从数学意义上看，求最小值（或者至少是求解局部最小值）的过程是：找到导数为0的点，并且该处二阶导数大于0。

这等价于找到了1.2节问题的导函数$f'$（或者是近似导函数）后寻找$f'$穿过横轴的解，我们自然会知道scipy.optimize一定有非线性方程求解函数。

fsolve可以求解非线性方程，继续使用上例



In [44]:

    
def fp(x):
    return 12*x**2 + 2*(x-2) + 4*x**3

result = sopt.fsolve(fp,-3)
print result









    



[-2.67298165]

假设我们有如下的非线性方程组，求解仍然可以使用fsolve：

$\begin{equation} \left\{ \begin{aligned} 5 x_1+3 &=0 \\ 4 x_0^2 -2 sin(x_1x_2)&=0 \\ x_1x_2 - 1.5 &= 0 \end{aligned} \right. \end{equation}$



In [45]:

    
def farray(x):
    x0 = float(x[0])
    x1 = float(x[1])
    x2 = float(x[2])
    return [
        5*x1+3,
        4*x0*x0 - 2*np.sin(x1*x2),
        x1*x2 - 1.5
    ]
result = sopt.fsolve(farray, [1,1,1])
print result
print farray(result)









    



[-0.70622057 -0.6        -2.5       ]
[0.0, -9.1260332624187868e-14, 5.329070518200751e-15]

可以看到精度不错。问题在于是通过数值解法寻找解，一般只能给出一个解。

如果能够给fsolve输入导数矩阵也就是Jacobi（雅可比）矩阵的话，相当于不再需要近似计算这个矩阵，速度会有一定的提高。

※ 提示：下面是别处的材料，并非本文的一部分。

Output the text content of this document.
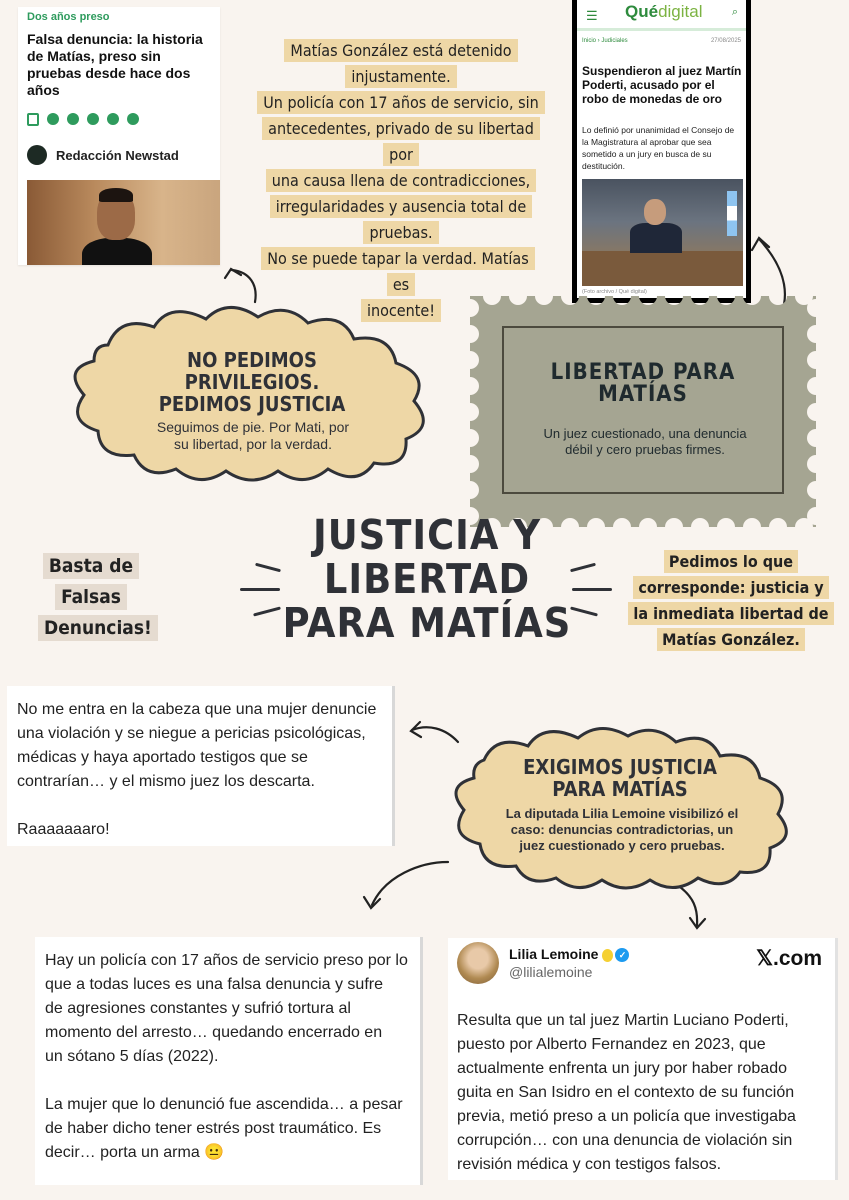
Dos años preso
Falsa denuncia: la historia de Matías, preso sin pruebas desde hace dos años
Redacción Newstad
Matías González está detenido
injustamente.
Un policía con 17 años de servicio, sin
antecedentes, privado de su libertad por
una causa llena de contradicciones,
irregularidades y ausencia total de
pruebas.
No se puede tapar la verdad. Matías es
inocente!
☰ Quédigital	⌕
Inicio › Judiciales	27/08/2025
Suspendieron al juez Martín Poderti, acusado por el robo de monedas de oro
Lo definió por unanimidad el Consejo de la Magistratura al aprobar que sea sometido a un jury en busca de su destitución.
(Foto archivo / Qué digital)
NO PEDIMOS PRIVILEGIOS. PEDIMOS JUSTICIA
Seguimos de pie. Por Mati, por su libertad, por la verdad.
LIBERTAD PARA
MATÍAS
Un juez cuestionado, una denuncia débil y cero pruebas firmes.
JUSTICIA Y
LIBERTAD
PARA MATÍAS
Basta de
Falsas
Denuncias!
Pedimos lo que
corresponde: justicia y
la inmediata libertad de
Matías González.
No me entra en la cabeza que una mujer denuncie
una violación y se niegue a pericias psicológicas,
médicas y haya aportado testigos que se
contrarían… y el mismo juez los descarta.

Raaaaaaaro!
EXIGIMOS JUSTICIA
PARA MATÍAS
La diputada Lilia Lemoine visibilizó el caso: denuncias contradictorias, un juez cuestionado y cero pruebas.
Hay un policía con 17 años de servicio preso por lo
que a todas luces es una falsa denuncia y sufre
de agresiones constantes y sufrió tortura al
momento del arresto… quedando encerrado en
un sótano 5 días (2022).

La mujer que lo denunció fue ascendida… a pesar
de haber dicho tener estrés post traumático. Es
decir… porta un arma 😐
Lilia Lemoine ✓
@lilialemoine
𝕏.com
Resulta que un tal juez Martin Luciano Poderti,
puesto por Alberto Fernandez en 2023, que
actualmente enfrenta un jury por haber robado
guita en San Isidro en el contexto de su función
previa, metió preso a un policía que investigaba
corrupción… con una denuncia de violación sin
revisión médica y con testigos falsos.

雅可比矩阵的形式如下：$f,g,h$是函数，$x,y,z$是变量：

$\begin{equation} \left[ \begin{aligned} \frac{\partial f}{\partial x} \frac{\partial f}{\partial y} \frac{\partial f}{\partial z} \\ \frac{\partial g}{\partial x} \frac{\partial g}{\partial y} \frac{\partial g}{\partial z} \\ \frac{\partial h}{\partial x} \frac{\partial h}{\partial y} \frac{\partial h}{\partial z} \\ \end{aligned} \right] \end{equation}$

定义雅可比矩阵函数再次使用fsolve：



In [46]:

    
def j(x):
    x0 = float(x[0])
    x1 = float(x[1])
    x2 = float(x[2])
    return [[0, 5, 0],
        [8*x0, -2*x2*np.cos(x1*x2), -2*x1*np.cos(x1*x2)],
        [0, x2, x1]]
result = sopt.fsolve(farray, [1,1,1], fprime=j)
print result,farray(result)









    



[-0.70622057 -0.6        -2.5       ] [0.0, -9.1260332624187868e-14, 5.329070518200751e-15]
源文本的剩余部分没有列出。